If need a fillip to inspire you to give vent to your thwarted creativity, explore the writing and painting of Leonora Carrington. This formidable lady died only a year ago, at the age of 94, having lived a remarkable life. She was strong-willed from the first, resolutely ignoring the clamouring thong around her when she was on parade as a debutante, reading ‘Eyeless in Gaza’ by Aldous Huxley in the Royal Enclosure at Ascot when she should have been flirting with eligible bachelors. She shortly fell in love with the artist Max Ernst (who was married, to boot), and fast became the darling of the Surrealist movement. She is remembered for putting her guests’ hair into omelettes when they stayed the night, and painting her feet with mustard at a restaurant. She wrote surreal short stories and painted beautiful quirky paintings.
But when Ernst was imprisoned in France she suffered greatly, leading to a nervous breakdown. She spent six months in an institution where she was given convulsive therapy and therapeutic drugs that are now banned, and was declared incurably insane. When her family came for her, she fled for Mexico where she was to become its most famous female artist. Her sculptures adorn its public parks, with their inviting mixture of beast and human, bird and woman, deer and man. Carrington’s paintings are technically masterful and bursting with imagination. Have a look at the excellent book ‘Leonora Carrington: Surrealism, Alchemy and Art’ by Susan L Aberth. This is beautifully illustrated, showing Carrington’s masterpieces and lesser known works. They are the kind of paintings that make you want to grab your own brush.
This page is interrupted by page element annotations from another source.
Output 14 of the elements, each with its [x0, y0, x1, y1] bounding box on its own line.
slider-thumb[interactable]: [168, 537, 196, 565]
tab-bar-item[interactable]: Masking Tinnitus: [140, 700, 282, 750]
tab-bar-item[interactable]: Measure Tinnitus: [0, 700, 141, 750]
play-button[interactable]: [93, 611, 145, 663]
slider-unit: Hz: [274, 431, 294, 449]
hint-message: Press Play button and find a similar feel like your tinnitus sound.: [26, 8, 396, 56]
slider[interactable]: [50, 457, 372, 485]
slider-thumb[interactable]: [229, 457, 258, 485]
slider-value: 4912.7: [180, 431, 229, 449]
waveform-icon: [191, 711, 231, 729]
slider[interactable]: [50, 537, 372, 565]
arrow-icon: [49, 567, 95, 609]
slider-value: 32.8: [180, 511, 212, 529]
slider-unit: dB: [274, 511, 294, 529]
Meanwhile, read Carrington’s ‘The Hearing Trumpet’. This is written in the voice of 92-year-old Marian Letherby, who is deaf, toothless, and bearded: “Indeed I do have a short grey beard which conventional people would find repulsive. Personally I find it rather gallant”. Her friend Carmella gives her an ornate hearing trumpet, through which she learns that she is to be sent to a sinister institution, The Well of Light Brotherhood. Once there, she loses none of her vigour, but dauntlessly scales the roofs of her fellow inmates’ domiciles, leads a hunger strike, and battles against the Brotherhood’s beliefs in self-abnegation and denial. Her tactics pay off and we enter into the realms of alchemy and surrealism at the end of the novel.
This book is written with superb dry humour; it is funny and odd, and makes you feel as if the world can indeed be created by your own hands, and that alchemy waits at the corner of domestic existence. Take a lump of clay, and make something out of it. Dance around your kitchen, feeling like you’ll live until you are 180, as do some of the ancients in this life-giving book. Grab your moments of creativity when you can, inspired by Carrington.
Ella Berthoud is a bibliotherapist with The School of Life. For more information about the service please click here. Join us for our next Creativity Workshop with Michael Atavar on Saturday 19 May, for more information and to book tickets please click here.
As an ex-lawyer I suggest that if you don't have time to be creative whilst studying law then you almost certainly won't have time for such pursuits at all when you are practising. I hope I'm proved wrong.
Posted by: Angus Mackay | May 15, 2012 at 08:52 AM
I loved the description of Carrington's book- I'm very much looking forward to reading it. Also, thank you for the creativity idea. I was a dance teacher until a few years ago and I miss the creative side. I intend to try and find ten minutes each day just to work on my own bit of choreography - hopefully this will help feep me sane!